The video game publisher that has made a financial killing off its most popular game title, “Grand Theft Auto” (GTA), is in hot water just one week after restructuring its board of directors and promising to increase its “exceptional brands and creative resources.”
The latest version of Take-Two’s popular run-and-gun video game, in which players in previous versions have earned points for injuring or killing police officers, has struck a chord with New York City officials — it takes place in a virtual world strikingly similar to that of the real Gotham.
City Sights in Sites
Trailers of the latest game, released Thursday on Take-Two’s Web site, show images of the Statue of Liberty, the Brooklyn Bridge and Coney Island’s Cyclone roller coaster.
A voice-over of the game’s central character guides the city tour saying:
“Life is complicated. I killed people, smuggled people, sold people. Perhaps here, things will be different.”
New York Mayor Michael Bloomberg does not support games where players are rewarded for killing police officers, according to a spokesperson.

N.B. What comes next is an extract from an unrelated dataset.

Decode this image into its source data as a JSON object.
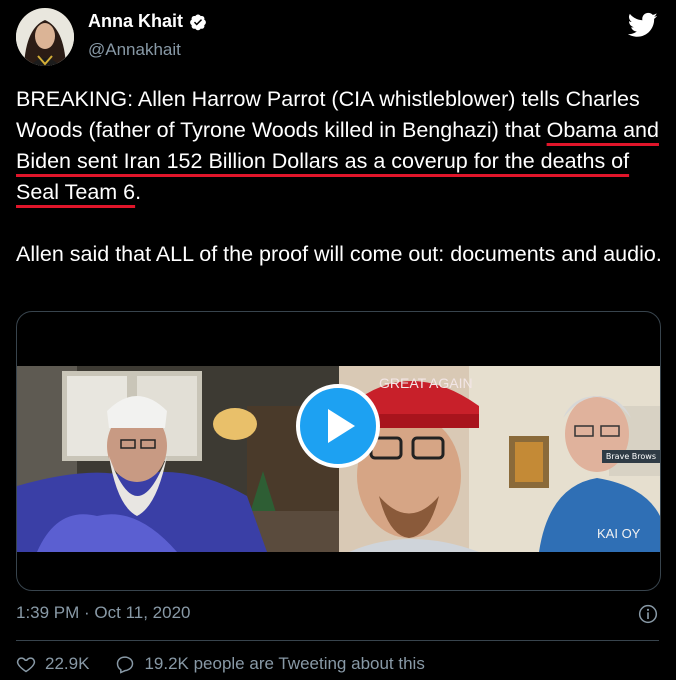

“It’s despicable to glamorize violence in games like these, regardless of how far-fetched the setting may be,” said the city’s top cop, Commissioner Raymond Kelly.
Safeguarding an Image
Big city politicians are always tough when it comes to safeguarding their domain’s image. However, a world-class city like New York, which in the past has struggled with image problems, is especially prone to criticizing entertainment firms that suggest the city might be a place where one finds wanton and gratuitous violence.

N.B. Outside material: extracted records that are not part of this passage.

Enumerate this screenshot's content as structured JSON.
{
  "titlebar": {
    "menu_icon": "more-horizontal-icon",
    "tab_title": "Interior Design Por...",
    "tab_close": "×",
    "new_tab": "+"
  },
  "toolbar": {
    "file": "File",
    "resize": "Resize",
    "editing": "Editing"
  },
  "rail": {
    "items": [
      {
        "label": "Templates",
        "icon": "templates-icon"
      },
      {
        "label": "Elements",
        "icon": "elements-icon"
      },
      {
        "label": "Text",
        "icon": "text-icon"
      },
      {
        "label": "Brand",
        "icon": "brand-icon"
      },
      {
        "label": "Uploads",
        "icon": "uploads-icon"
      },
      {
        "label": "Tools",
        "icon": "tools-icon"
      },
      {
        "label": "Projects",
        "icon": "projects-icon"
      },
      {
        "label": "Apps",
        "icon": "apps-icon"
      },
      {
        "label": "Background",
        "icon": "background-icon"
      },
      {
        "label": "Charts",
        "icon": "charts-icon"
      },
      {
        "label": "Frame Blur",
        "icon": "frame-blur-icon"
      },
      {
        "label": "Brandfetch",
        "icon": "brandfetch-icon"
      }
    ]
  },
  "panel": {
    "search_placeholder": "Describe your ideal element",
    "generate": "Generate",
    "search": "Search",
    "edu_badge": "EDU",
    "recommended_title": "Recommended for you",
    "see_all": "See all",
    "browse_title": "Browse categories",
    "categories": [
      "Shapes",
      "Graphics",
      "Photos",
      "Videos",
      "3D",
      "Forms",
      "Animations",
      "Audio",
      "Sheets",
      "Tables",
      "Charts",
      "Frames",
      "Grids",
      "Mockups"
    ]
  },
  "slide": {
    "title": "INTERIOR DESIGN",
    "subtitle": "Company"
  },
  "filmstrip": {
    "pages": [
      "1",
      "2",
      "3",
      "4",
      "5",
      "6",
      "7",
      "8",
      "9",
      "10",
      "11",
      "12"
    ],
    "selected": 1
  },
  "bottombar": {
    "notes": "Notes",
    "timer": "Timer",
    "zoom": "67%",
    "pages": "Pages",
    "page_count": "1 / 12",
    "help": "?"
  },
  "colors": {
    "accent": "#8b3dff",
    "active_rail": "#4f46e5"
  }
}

However, politicians disproportionately attack video games over any other medium, Jason Della Rocca, executive director of the International Game Developers Association, told TechNewsWorld.
“They treat video games like a second-class citizen,” he added. “There are tons of movies, books and TV shows that use as a setting for stories. You don’t see the mayor complaining about that.”
The city brings in a hefty sum each year from permits that it sells to movie studios and television production companies that use the Big Apple as a location.
“It is a lack of respect and understanding,” noted Della Rocca, who pointed out that that much like the movie industry, video games have a rating system. In addition, he said, the average age of these video game users is approximately 30.
Happening All Over
New York — and the U.S. in general — is not alone in complaining about video games. Tom Clancy’s “Rainbow Six” is partially set in New York, where city officials tried to ban the game.
In addition, the recently banned “Ghost Recon Advanced Warfighter 2” because the game depicts missions that deal with American troops engaging Mexican rebels and mercenaries.
“That wouldn’t happen if it was a movie from Hollywood,” Della Rocca stated.